Religious right loses one

Michael Hoover hoov at
Mon Mar 15 05:31:53 PST 1999

> Central Florida puts 1st Hispanic in state House
> Scott Maxwell
> of The Sentinel Staff
> Published in The Orlando Sentinel on March 10, 1999.
> Democrat Anthony Suarez became Orange County's first Hispanic state
> legislator Tuesday by defeating a conservative Christian in a heavily
> Republican district.
> Suarez was elected in House District 35 in a special election for the
> seat vacated by Republican Bob Brooks, who left to become secretary of
> the Department of Health in Gov. Jeb Bush's administration.
> The vote marked a rare chance for local Democrats to gain back a seat
> in a district with nearly 20 percent more registered Republicans.
> "No one thought this was possible. Not even my own party in the early
> stages," an excited Suarez said Tuesday night. "We've been battling
> for this for so long.
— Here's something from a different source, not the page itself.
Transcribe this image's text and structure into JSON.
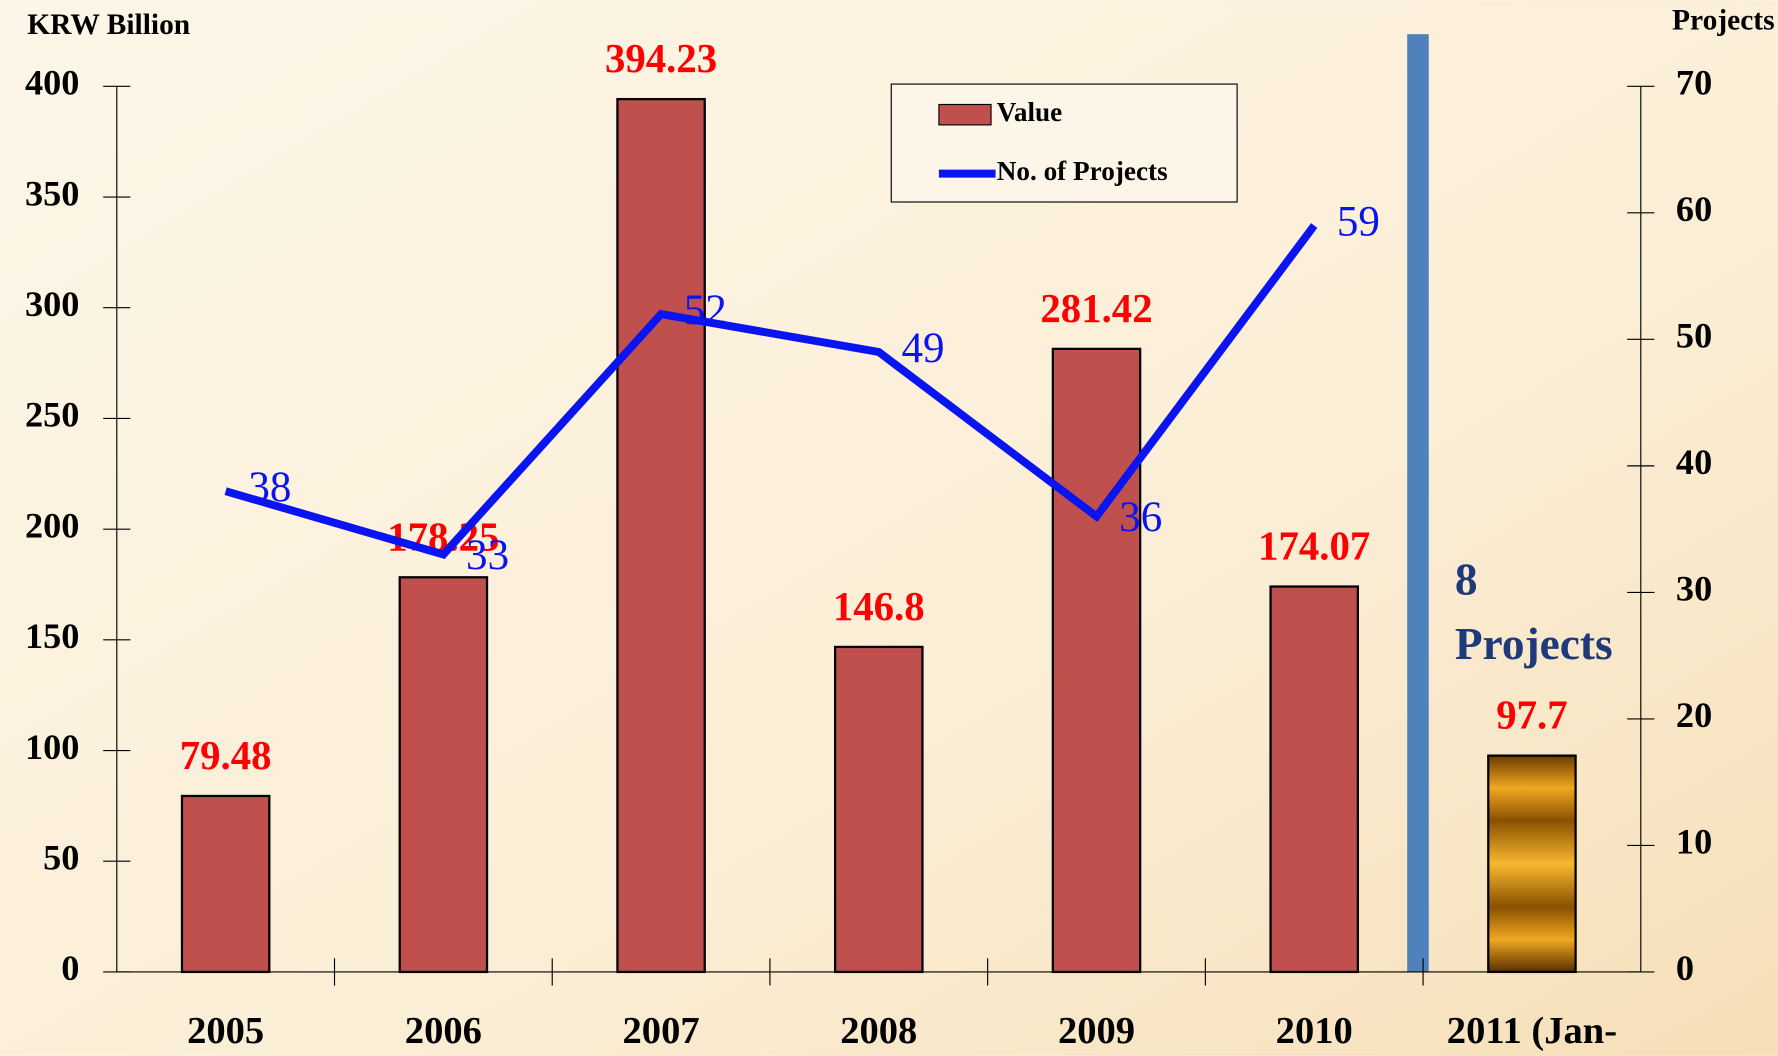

I'm just disappointed we didn't win by more."
> Suarez, originally from Puerto Rico, won about 51 percent of the vote
> to beat Jerry Creel, who had 46 percent. Libertarian Janet Hawkins
> received about 3 percent of the votes cast in the district that
> stretches across east Orange and southern Seminole counties.
> Evelyn Rivera, the vice chairwoman of Orange County's Democratic
> Party, said the victory demonstrated the rising power and influence of
> Hispanics in Central Florida.
> "It says that we are here in this community, that we want to be a part
> of it -- and that we can go out and vote," Rivera said.
> Democrats conducted an intense campaign that focused on
> Spanish-speaking radio stations and door-to-door stops to give Suarez,
> 45, a lawyer who lives in east Orange, the victory over Creel, 48, a
> Baptist pastor.
> Democrats also gambled heavily on the power of absentee ballots in
> this race where turnout was low at around 16 percent. It was a bet
> that paid off, since nearly three-fourths of the absentee votes went
> in Suarez's favor.
> Before the absentee totals came in, Suarez was losing the election.
> But absentee ballots, many of which Democrats had urged their
> supporters to mail in, constituted more than a third of the total
> votes cast.
> If the victory symbolized the up-and-coming status of Hispanics, it
> also showed that the Democratic Party is not as out of the political
> scene as some have suggested, Rivera said.
> "We're still here. We're still alive. We're still kicking," she added.
> Doug Head, the party's leader in Orange County, said the race also
> suggested that President Clinton's impeachment process and the
> Republicans who led the charge against him went a long way toward
> turning voters away from Republicans.
> "This race shows that hard work at the local level can make all the
> difference," Head said. "And it also shows that it helps to have [U.S.
> Rep.] Bill McCollum on the other side."
> Suarez's campaign played on that sentiment when it sent a last-minute
> mailer to Democrats that connected Creel with McCollum, R-Longwood,
> and independent counsel Ken Starr.
> Creel was not available for comment.
> Tuesday's race in Orange and Seminole counties and two other special
> legislative elections were being watched by pundits nationwide who
> were curious to see what, if any, impact the recent hearings had on
> Americans' voting patterns.
> A Republican, Ken Littlefield, won the other special election for
> House District 61 in Hillsborough and Pasco counties, a seat
> previously held by his brother. Republican Jim King of Jacksonville
> won a Senate seat.
> Suarez's victory means that Democrats picked up a seat in the House,
> although Republicans still hold a 72-48 majority.